Governor Mary Fallin's proposal to embrace Medicaid expansion and fund the state share with a cigarette tax comes nearly a year after HHS Secretary Sylvia Burwell made an explicit appeal to work with governors in conservative states.
Ideology is one thing. Dollars and cents are another.
The economics of running a Medicaid system without the federal dollars available under the Affordable Care Act (ACA) have proved untenable in Oklahoma. So on Monday, Governor Mary Fallin and Republican legislators said they’re ready to look at expanding coverage to more residents.

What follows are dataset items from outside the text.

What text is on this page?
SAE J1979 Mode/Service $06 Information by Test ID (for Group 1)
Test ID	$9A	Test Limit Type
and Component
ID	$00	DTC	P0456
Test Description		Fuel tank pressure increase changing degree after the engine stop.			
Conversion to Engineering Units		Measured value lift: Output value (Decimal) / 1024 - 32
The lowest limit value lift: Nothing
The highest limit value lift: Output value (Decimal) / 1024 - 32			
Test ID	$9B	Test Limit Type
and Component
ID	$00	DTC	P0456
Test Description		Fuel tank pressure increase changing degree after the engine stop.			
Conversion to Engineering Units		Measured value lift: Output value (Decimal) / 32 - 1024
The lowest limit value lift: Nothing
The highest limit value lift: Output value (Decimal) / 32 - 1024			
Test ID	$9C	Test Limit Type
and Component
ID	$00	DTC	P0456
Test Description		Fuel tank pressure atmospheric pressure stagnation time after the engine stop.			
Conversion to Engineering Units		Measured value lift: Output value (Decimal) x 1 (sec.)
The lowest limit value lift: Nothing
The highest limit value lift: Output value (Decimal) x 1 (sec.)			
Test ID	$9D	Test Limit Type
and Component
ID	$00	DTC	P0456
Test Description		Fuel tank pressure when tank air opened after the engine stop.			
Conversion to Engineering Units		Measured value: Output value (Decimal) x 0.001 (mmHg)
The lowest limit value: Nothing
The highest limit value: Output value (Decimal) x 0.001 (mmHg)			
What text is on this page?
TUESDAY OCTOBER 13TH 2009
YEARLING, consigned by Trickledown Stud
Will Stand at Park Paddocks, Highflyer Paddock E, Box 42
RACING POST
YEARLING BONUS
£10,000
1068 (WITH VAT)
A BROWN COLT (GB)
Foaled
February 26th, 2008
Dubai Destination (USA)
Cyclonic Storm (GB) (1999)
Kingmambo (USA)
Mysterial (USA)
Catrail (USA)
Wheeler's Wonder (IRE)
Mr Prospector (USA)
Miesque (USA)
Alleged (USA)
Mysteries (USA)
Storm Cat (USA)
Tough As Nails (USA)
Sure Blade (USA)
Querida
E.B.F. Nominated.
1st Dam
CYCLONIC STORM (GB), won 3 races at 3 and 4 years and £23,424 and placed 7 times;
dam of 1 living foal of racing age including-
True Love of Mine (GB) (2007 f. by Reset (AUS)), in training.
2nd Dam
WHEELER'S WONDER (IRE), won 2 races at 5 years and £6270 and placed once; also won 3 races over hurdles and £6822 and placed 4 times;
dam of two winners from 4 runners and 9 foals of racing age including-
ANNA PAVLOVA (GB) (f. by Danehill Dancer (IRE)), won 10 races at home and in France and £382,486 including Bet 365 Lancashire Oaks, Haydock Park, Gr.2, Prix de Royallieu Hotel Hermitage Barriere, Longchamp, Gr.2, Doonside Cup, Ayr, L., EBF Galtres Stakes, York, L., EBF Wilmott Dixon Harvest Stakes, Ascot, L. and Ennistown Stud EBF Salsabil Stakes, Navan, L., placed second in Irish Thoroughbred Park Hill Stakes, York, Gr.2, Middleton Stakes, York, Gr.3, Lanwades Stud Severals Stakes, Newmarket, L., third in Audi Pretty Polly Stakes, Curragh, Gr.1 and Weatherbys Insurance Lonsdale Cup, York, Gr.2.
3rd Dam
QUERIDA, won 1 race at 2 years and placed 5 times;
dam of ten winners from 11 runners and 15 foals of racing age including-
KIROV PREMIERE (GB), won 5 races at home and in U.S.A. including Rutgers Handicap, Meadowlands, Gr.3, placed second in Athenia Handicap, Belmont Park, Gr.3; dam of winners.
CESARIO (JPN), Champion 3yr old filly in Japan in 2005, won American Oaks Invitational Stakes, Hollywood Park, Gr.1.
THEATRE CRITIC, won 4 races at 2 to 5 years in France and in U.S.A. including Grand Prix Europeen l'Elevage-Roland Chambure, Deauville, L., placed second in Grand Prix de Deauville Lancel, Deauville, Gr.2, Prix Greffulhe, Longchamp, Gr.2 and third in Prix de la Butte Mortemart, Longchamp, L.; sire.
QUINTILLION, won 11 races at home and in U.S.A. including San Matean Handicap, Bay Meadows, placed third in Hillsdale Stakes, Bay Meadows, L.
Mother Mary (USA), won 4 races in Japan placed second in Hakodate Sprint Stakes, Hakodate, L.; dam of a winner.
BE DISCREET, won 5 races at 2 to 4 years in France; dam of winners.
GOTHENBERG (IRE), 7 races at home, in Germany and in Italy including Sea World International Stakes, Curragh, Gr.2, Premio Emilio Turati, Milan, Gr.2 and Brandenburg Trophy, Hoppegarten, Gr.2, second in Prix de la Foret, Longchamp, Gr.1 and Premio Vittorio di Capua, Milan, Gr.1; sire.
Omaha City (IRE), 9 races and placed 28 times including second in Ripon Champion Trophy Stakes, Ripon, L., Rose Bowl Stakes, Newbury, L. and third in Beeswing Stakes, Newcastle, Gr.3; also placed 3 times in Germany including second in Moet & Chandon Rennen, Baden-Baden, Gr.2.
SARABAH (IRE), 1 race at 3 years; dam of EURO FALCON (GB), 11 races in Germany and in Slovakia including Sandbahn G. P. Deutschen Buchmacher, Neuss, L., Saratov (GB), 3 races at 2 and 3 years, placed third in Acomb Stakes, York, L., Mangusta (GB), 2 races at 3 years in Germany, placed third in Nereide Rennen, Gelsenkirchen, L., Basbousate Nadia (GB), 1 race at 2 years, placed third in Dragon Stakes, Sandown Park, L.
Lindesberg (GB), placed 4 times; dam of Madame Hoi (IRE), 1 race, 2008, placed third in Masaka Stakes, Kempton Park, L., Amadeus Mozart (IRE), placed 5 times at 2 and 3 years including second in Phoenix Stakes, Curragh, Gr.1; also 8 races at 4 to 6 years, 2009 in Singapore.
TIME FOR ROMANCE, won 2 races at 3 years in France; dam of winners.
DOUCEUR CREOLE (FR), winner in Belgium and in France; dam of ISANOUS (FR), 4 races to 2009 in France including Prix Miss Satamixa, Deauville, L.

Without the change, Oklahoma was staring at 25% cuts to Medicaid providers, something that would have force many of them to stop seeing low-income patients. Under the proposal, accepting Medicaid expansion would allow Oklahoma to move 175,000 women and children into subsidized coverage while opening Medicaid to 628,000 working-age adults.
According to news reports, the state will fund its 10% share of expansion with a $1.50 per pack increase on cigarette taxes.
Lawmakers who had resisted Medicaid expansion in the past said current realities demand the change. Oklahoma’s Medicaid chief, Nico Gomez, said without expansion, rural providers would not survive and would have to relocate. A hospital executive said as many as 33,000 rural residents would lose access to care.
For Fallin, it’s quite an about face. As Forbes noted, she parted with a Taxpayer Protection Pledge to “oppose a veto and any and all efforts to raise taxes,” as she worked to fill a $1.3 billion budget gap created, in part, by slumping oil prices.
But the reversal isn’t a total surprise for those who have followed HHS Secretary Sylvia Mathews Burwell over the past year. In a July 2015 address to the National Governors’ Association, with Fallin at the table, Burwell pledged to work with those remaining states that had not expanded Medicaid—and try, where possible, to find common ground over issues like work requirements.
Burwell’s posture was seen as an attempt to get as many states into the expansion column as possible before President Obama’s term ends in January. Once states extend coverage to residents, it’s very hard to take it away.
In fact, Michael E. Chernew, PhD, of Harvard and the co-editor-in-chief of The American Journal of Managed Care, predicted at the recent meeting of the ACO and Emerging Healthcare Delivery Coalition that more states would seek expansion if it appears the ACA will survive.